On Behalf of | Jul 25, 2023 | Regulatory Investigations

The Securities and Exchange Commission is proposing amendments to its customer protection rule, InvestmentNews reports.

Under the proposed revisions to Rule 15c3-3, certain broker-dealers would be required to increase the frequency with which they compute the net cash they owe to customers and other broker-dealers (known as PAB account holders) from weekly to daily. Net cash owed to customers and PAB account holders must be held in a special reserve bank account.

The plan, which was approved in a unanimous vote, is aimed at helping to protect customers in the event a broker-dealer fails.

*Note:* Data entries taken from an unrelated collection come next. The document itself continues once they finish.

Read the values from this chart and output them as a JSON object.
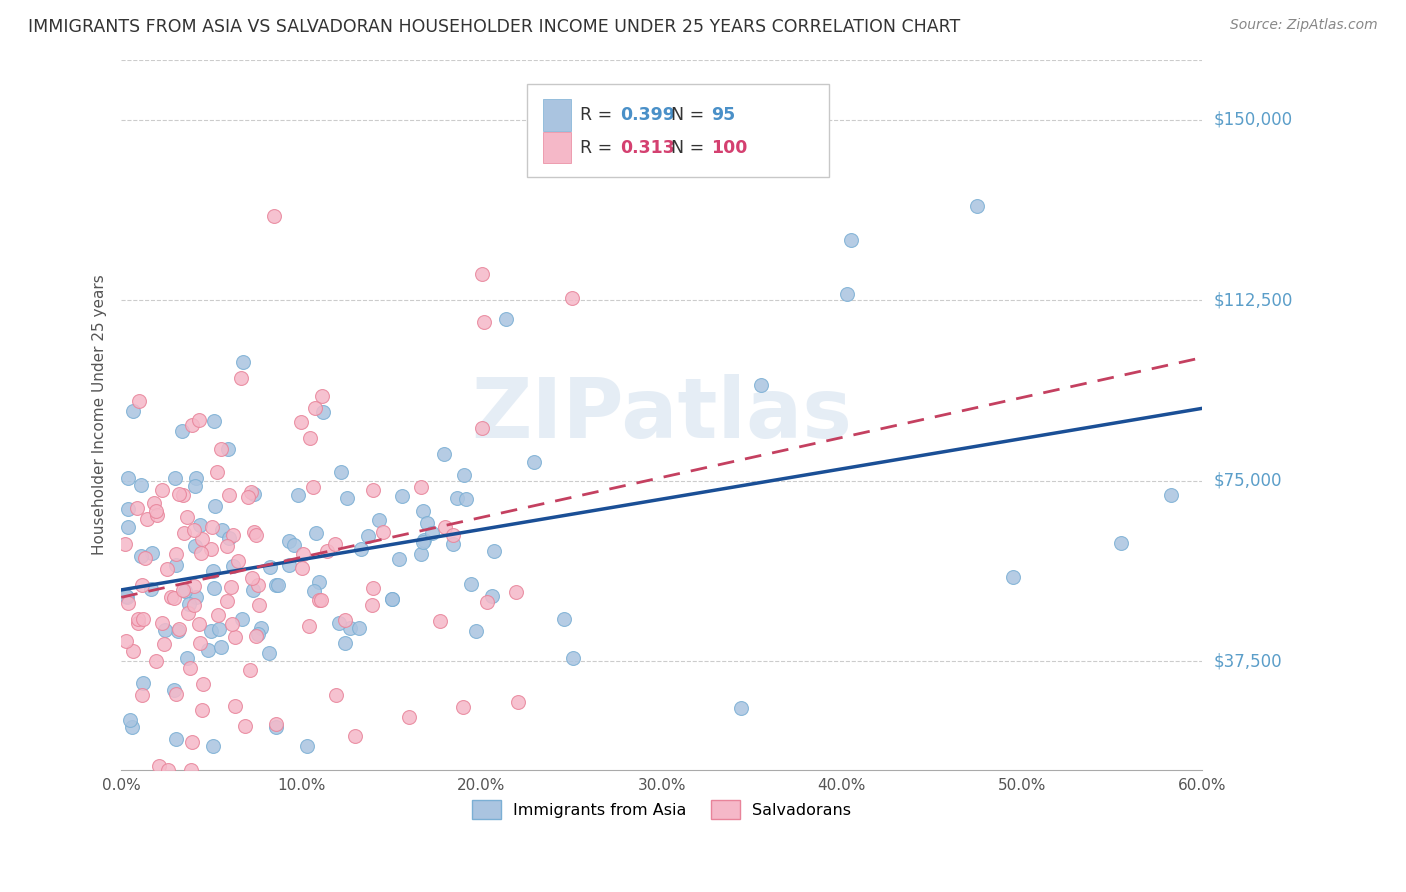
{
  "title": "IMMIGRANTS FROM ASIA VS SALVADORAN HOUSEHOLDER INCOME UNDER 25 YEARS CORRELATION CHART",
  "source": "Source: ZipAtlas.com",
  "ylabel_label": "Householder Income Under 25 years",
  "xmin": 0.0,
  "xmax": 0.6,
  "ymin": 15000,
  "ymax": 162500,
  "ytick_vals": [
    37500,
    75000,
    112500,
    150000
  ],
  "ytick_labels": [
    "$37,500",
    "$75,000",
    "$112,500",
    "$150,000"
  ],
  "xtick_vals": [
    0.0,
    0.1,
    0.2,
    0.3,
    0.4,
    0.5,
    0.6
  ],
  "xtick_labels": [
    "0.0%",
    "10.0%",
    "20.0%",
    "30.0%",
    "40.0%",
    "50.0%",
    "60.0%"
  ],
  "asia_color": "#aac4e0",
  "asia_edge_color": "#7bafd4",
  "salv_color": "#f5b8c8",
  "salv_edge_color": "#e8849a",
  "asia_line_color": "#1a4f96",
  "salv_line_color": "#c44060",
  "salv_line_dash": "--",
  "R_asia": 0.399,
  "N_asia": 95,
  "R_salv": 0.313,
  "N_salv": 100,
  "watermark": "ZIPatlas",
  "watermark_color": "#c0d4e8",
  "grid_color": "#cccccc",
  "title_color": "#333333",
  "source_color": "#888888",
  "ylabel_color": "#555555",
  "right_label_color": "#5b9ec9",
  "legend_R_asia_color": "#4a90c8",
  "legend_R_salv_color": "#d44070",
  "legend_N_asia_color": "#4a90c8",
  "legend_N_salv_color": "#d44070"
}
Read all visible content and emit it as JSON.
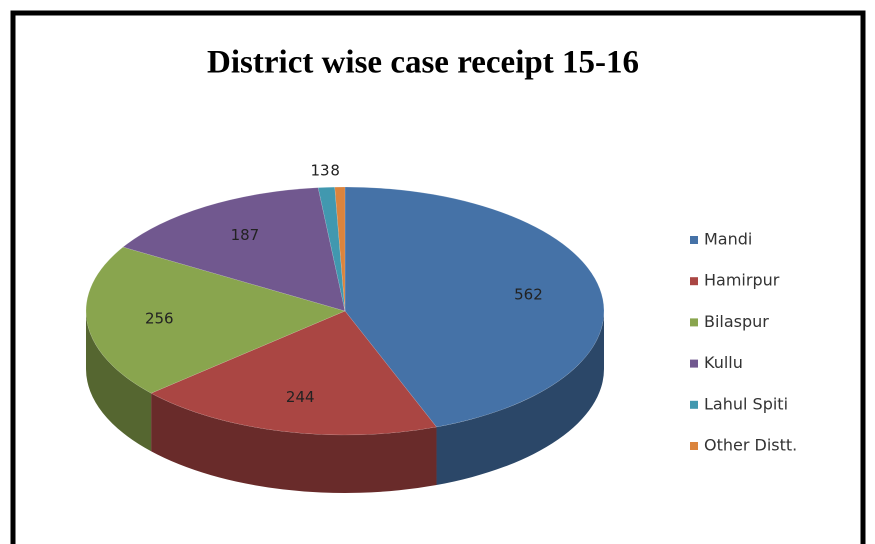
{
  "chart_data": {
    "type": "pie",
    "title": "District wise case receipt 15-16",
    "categories": [
      "Mandi",
      "Hamirpur",
      "Bilaspur",
      "Kullu",
      "Lahul Spiti",
      "Other Distt."
    ],
    "values": [
      562,
      244,
      256,
      187,
      13,
      8
    ],
    "colors": [
      "#4572A7",
      "#AA4643",
      "#89A54E",
      "#71588F",
      "#4198AF",
      "#DB843D"
    ],
    "legend": "right"
  }
}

“A key tenet of our securities laws is the segregation of customers’ cash and securities from a broker-dealer’s own account,” said SEC Chair Gary Gensler. “Given the speed, scale, and volume of today’s market activity, I believe customers would benefit if broker-dealers carrying large credit balances made daily reserve account calculations and deposits. This frequency would better align with the inflows, swings, and balances that broker-dealers experience in today’s markets.”

The SEC noted that broker-dealers occasionally may have substantial deposit requirements due to customer and PAB reserve computations. Under the proposed amendments, broker-dealers with average total credits over $250 million would be required to determine the amounts required to be deposited in the customer and PAB reserve bank accounts each day. By making these calculations more frequent, the commission said it would help broker-dealers in matching the amount of cash owed to customers and PAB account holders with the amount on deposit in their bank accounts. This would lessen the risk of large mismatches growing over time, and make it more likely that failed brokerages would be able to return funds that are owed to their customers.

According to the SEC, the revised rule would cover 63 broker-dealers that custody customer funds.

The proposal will be published in the Federal Register and will be open for public input for 60 days afterwards.